“Il fondo della bottiglia” di Georges Simenon, Adelphi

di Carlo Rolle

Buongiorno, amici lettori. Vi propongo un altro romanzo di Georges Simenon (1903 – 1989) pubblicato nella collana “Biblioteca” di Adelphi: “Il fondo della bottiglia”.

Una strana avvertenza che precede il libro

Da dove cominciare per parlare di questo libro? Partiamo da un dato concreto, anche se pare un dettaglio insignificante. Se anche a voi piace gustare i preamboli di un libro prima di addentarne voracemente il testo, se cioè vi piace guardare il frontespizio col nome del traduttore, leggerne il titolo in lingua originale, controllare l’anno e il nome dell’editore che pubblicò il libro per a prima volta, vedrete che l’inizio del primo capitolo è preceduto da un’avvertenza in caratteri minuscoli:

“I personaggi e gli eventi narrati in questo romanzo sono puramente immaginari e privi di qualsiasi riferimento a persone viventi o defunte”.

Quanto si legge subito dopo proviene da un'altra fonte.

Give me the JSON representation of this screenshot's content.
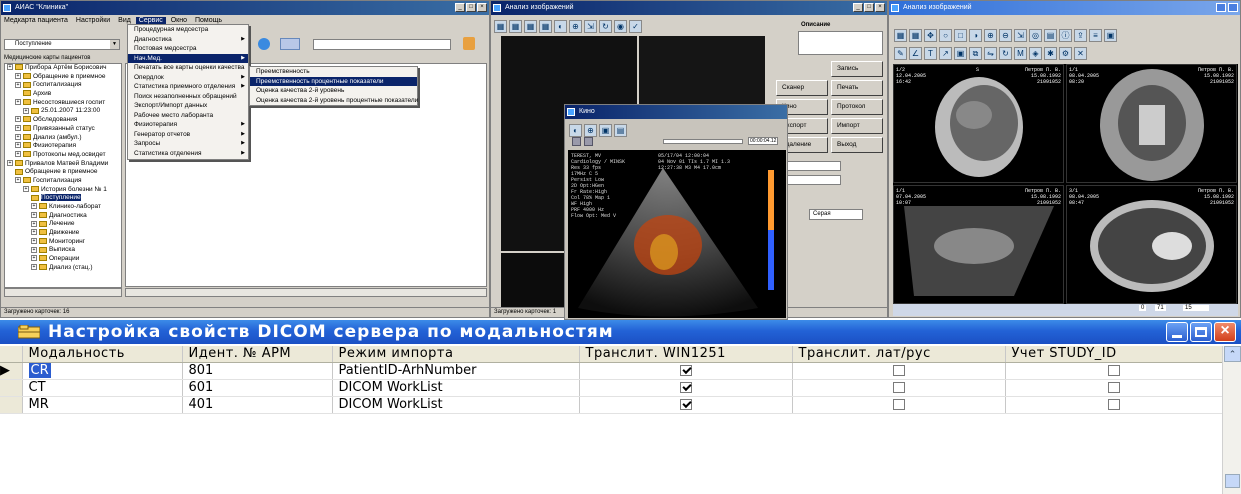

Il risvolto di copertina dell’edizione Adelphi ci avverte che un tale avviso è rarissimo nei romanzi di Simenon e si sofferma sulle ragioni di esso.

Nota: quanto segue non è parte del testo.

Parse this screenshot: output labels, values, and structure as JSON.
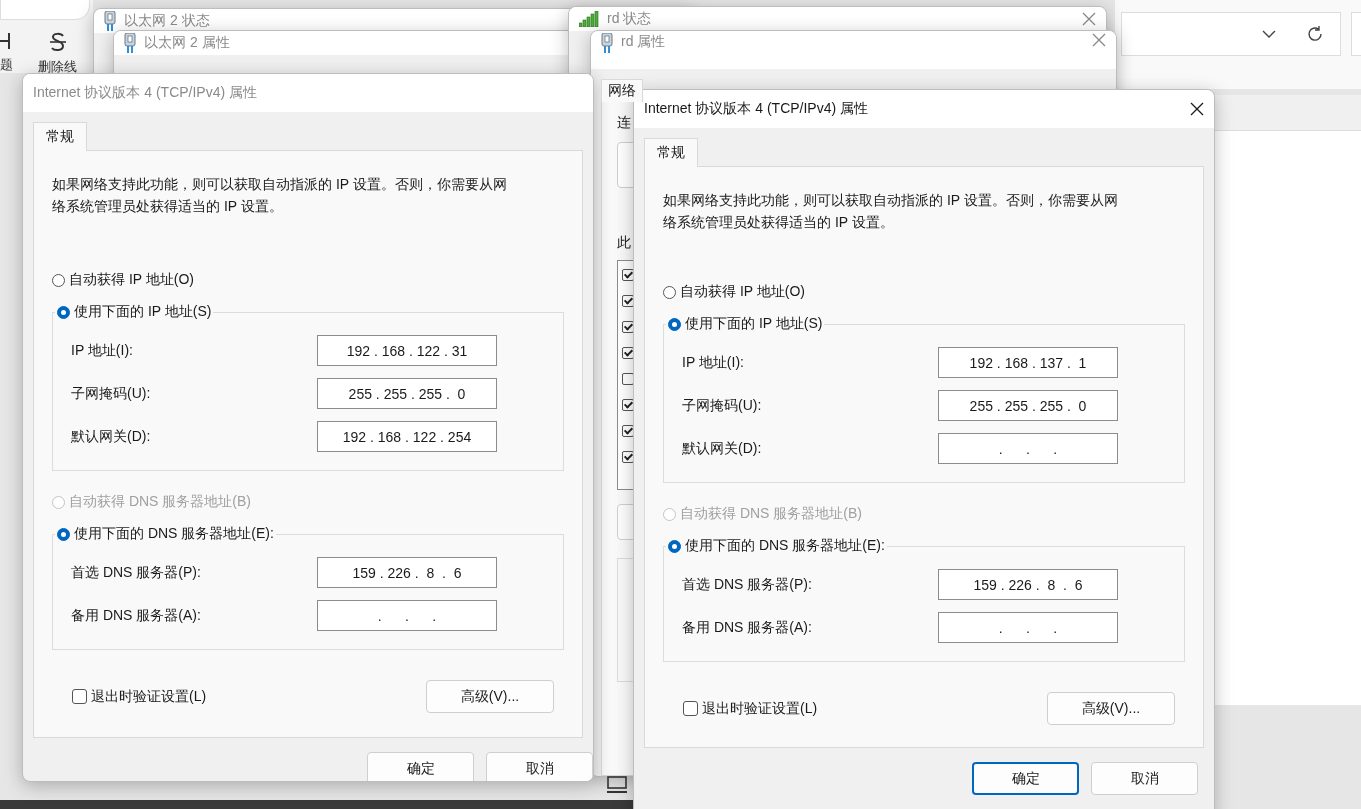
{
  "editor_toolbar": [
    {
      "kind": "heading",
      "label": "题"
    },
    {
      "kind": "strikethrough",
      "label": "删除线"
    }
  ],
  "background_windows": [
    {
      "title": "以太网 2 状态"
    },
    {
      "title": "以太网 2 属性"
    },
    {
      "title": "rd 状态"
    },
    {
      "title": "rd 属性",
      "tabs": [
        {
          "label": "网络",
          "selected": true
        }
      ],
      "labels": [
        "连",
        "此"
      ],
      "items": [
        {
          "checked": true
        },
        {
          "checked": true
        },
        {
          "checked": true
        },
        {
          "checked": true
        },
        {
          "checked": false
        },
        {
          "checked": true
        },
        {
          "checked": true
        },
        {
          "checked": true
        }
      ]
    }
  ],
  "dialogs": [
    {
      "active": false,
      "title": "Internet 协议版本 4 (TCP/IPv4) 属性",
      "tabs": [
        {
          "label": "常规",
          "selected": true
        }
      ],
      "description": "如果网络支持此功能，则可以获取自动指派的 IP 设置。否则，你需要从网络系统管理员处获得适当的 IP 设置。",
      "ip_mode": [
        {
          "label": "自动获得 IP 地址(O)",
          "selected": false,
          "disabled": false
        },
        {
          "label": "使用下面的 IP 地址(S)",
          "selected": true,
          "disabled": false
        }
      ],
      "ip_fields": [
        {
          "label": "IP 地址(I):",
          "value": "192 . 168 . 122 . 31"
        },
        {
          "label": "子网掩码(U):",
          "value": "255 . 255 . 255 .  0"
        },
        {
          "label": "默认网关(D):",
          "value": "192 . 168 . 122 . 254"
        }
      ],
      "dns_mode": [
        {
          "label": "自动获得 DNS 服务器地址(B)",
          "selected": false,
          "disabled": true
        },
        {
          "label": "使用下面的 DNS 服务器地址(E):",
          "selected": true,
          "disabled": false
        }
      ],
      "dns_fields": [
        {
          "label": "首选 DNS 服务器(P):",
          "value": "159 . 226 .  8  .  6"
        },
        {
          "label": "备用 DNS 服务器(A):",
          "value": ".      .      ."
        }
      ],
      "validate": {
        "label": "退出时验证设置(L)",
        "checked": false
      },
      "advanced_button": "高级(V)...",
      "buttons": [
        {
          "label": "确定",
          "default": false
        },
        {
          "label": "取消",
          "default": false
        }
      ]
    },
    {
      "active": true,
      "title": "Internet 协议版本 4 (TCP/IPv4) 属性",
      "tabs": [
        {
          "label": "常规",
          "selected": true
        }
      ],
      "description": "如果网络支持此功能，则可以获取自动指派的 IP 设置。否则，你需要从网络系统管理员处获得适当的 IP 设置。",
      "ip_mode": [
        {
          "label": "自动获得 IP 地址(O)",
          "selected": false,
          "disabled": false
        },
        {
          "label": "使用下面的 IP 地址(S)",
          "selected": true,
          "disabled": false
        }
      ],
      "ip_fields": [
        {
          "label": "IP 地址(I):",
          "value": "192 . 168 . 137 .  1"
        },
        {
          "label": "子网掩码(U):",
          "value": "255 . 255 . 255 .  0"
        },
        {
          "label": "默认网关(D):",
          "value": ".      .      ."
        }
      ],
      "dns_mode": [
        {
          "label": "自动获得 DNS 服务器地址(B)",
          "selected": false,
          "disabled": true
        },
        {
          "label": "使用下面的 DNS 服务器地址(E):",
          "selected": true,
          "disabled": false
        }
      ],
      "dns_fields": [
        {
          "label": "首选 DNS 服务器(P):",
          "value": "159 . 226 .  8  .  6"
        },
        {
          "label": "备用 DNS 服务器(A):",
          "value": ".      .      ."
        }
      ],
      "validate": {
        "label": "退出时验证设置(L)",
        "checked": false
      },
      "advanced_button": "高级(V)...",
      "buttons": [
        {
          "label": "确定",
          "default": true
        },
        {
          "label": "取消",
          "default": false
        }
      ]
    }
  ]
}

Questo libro fu scritto nel 1948, a brevissima distanza dall’altro libro di Simenon che ho recensito in questa serie: “La neve era sporca”. Si tratta di due romanzi diversi per le vicende narrata, per le figure dei protagonisti, per le ambientazioni geografiche e le estrazioni sociali dei rispettivi personaggi. Tuttavia i due libri hanno un elemento in comune, che dirò più avanti, e sono entrambi tra i romanzi più “noir” di Simenon. Essi si integrano bene nel dare un’idea più completa dello scrittore e per questo ho pensato di presentarli uno dopo l’altro.

 

Una dolorosa vicenda dello scrittore

Nel gennaio del 1948, appena prima che i due libri fossero scritti, Simenon aveva dovuto dare alla madre la notizia che il suo figlio prediletto, Christian, di tre anni minore di Georges, era stato ucciso in combattimento in Indocina, durante un servizio di perlustrazione vicino alla frontiera cinese. “È colpa tua, lo hai ucciso tu!” gli disse la madre. Era stato infatti Georges ad invitare tre anni prima il fratello ad arruolarsi nella Legione Straniera.

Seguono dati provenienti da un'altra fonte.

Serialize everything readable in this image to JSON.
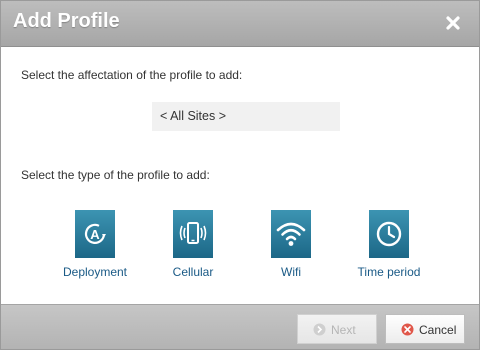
{
  "dialog": {
    "title": "Add Profile"
  },
  "affectation": {
    "prompt": "Select the affectation of the profile to add:",
    "selected": "< All Sites >"
  },
  "profile_types": {
    "prompt": "Select the type of the profile to add:",
    "items": [
      {
        "label": "Deployment",
        "icon": "deployment-icon"
      },
      {
        "label": "Cellular",
        "icon": "cellular-icon"
      },
      {
        "label": "Wifi",
        "icon": "wifi-icon"
      },
      {
        "label": "Time period",
        "icon": "clock-icon"
      }
    ]
  },
  "footer": {
    "next_label": "Next",
    "cancel_label": "Cancel",
    "next_enabled": false
  },
  "colors": {
    "accent": "#1c6787",
    "link": "#1a5a86",
    "cancel_icon": "#e0574a"
  }
}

Il fatto è che Christian durante l’occupazione nazista del Belgio aveva aderito al Partito Rexista di Léon Degrelle, un movimento fascista e tradizionalista cattolico, che rimase di proporzioni ridotte fino all’invasione del Belgio nel 1940, ma poi divenne l’alleato degli occupanti. Nel 1944 Christian partecipò alla spedizione punitiva delle SS contro la cittadina di Courcelles, che fece 27 morti. Secondo testimonianze dei partecipanti fu proprio Christian Simenon a sparare al curato di Charleroi, uccidendolo. Nel 1945, nel Belgio liberato, il fratello dello scrittore fu condannato a morte in contumacia e Georges gli consigliò di sparire arruolandosi nella Legione Straniera.

Poiché l’arruolamento nella Legione comportava anche un cambiamento del nome, non è escluso che questo passo facesse comodo a Georges, già famoso romanziere, liberandolo di un parente impresentabile, anche se in quegli anni altri aderenti a partiti fascisti di vari paesi scelsero di arruolarsi nella Legione. Comunque Christian si arruolò e meno di tre anni dopo fu ucciso in un’imboscata in Vietnam.

Così, nei mesi immediatamente successi alla morte del fratello, Georges Simenon, come per liberarsi dei propri fantasmi, scrisse i due romanzi di cui vi ho parlato. In entrambi, compare un giovane scapestrato che compie almeno un atto violento e irreparabile, che rovina per sempre la sua vita e quelle altrui. Entrambi i romanzi nascono da intense esperienze personali: ne “La neve era sporca” Simenon descrive la plumbea atmosfera di un paese occupato, dove la tortura e la morte sono fatti quotidiani; ne “Il fondo della bottiglia” invece Simenon descrive il rapporto con un fratello minore che è diventato un criminale.

 

L’ambiente del romanzo

Ci troviamo a Nogales, all’estremo sud dell’Arizona, al confine col Messico. In realtà un agglomerato urbano si estende da entrambi i lati del confine, che è costituito dal letto, spesso asciutto, del fiume Santa Cruz. Dal lato degli Stati Uniti vive Patrick Martin Ashbridge, avvocato, che gli amici chiamano semplicemente P. M. Nato in un altro stato da una famiglia di modesti lavoratori, dopo un divorzio ottenuto quando era ancora molto giovane, si è trasferito a Nogales, dove è riuscito a farsi una posizione e ad integrarsi nella comunità dei notabili del luogo.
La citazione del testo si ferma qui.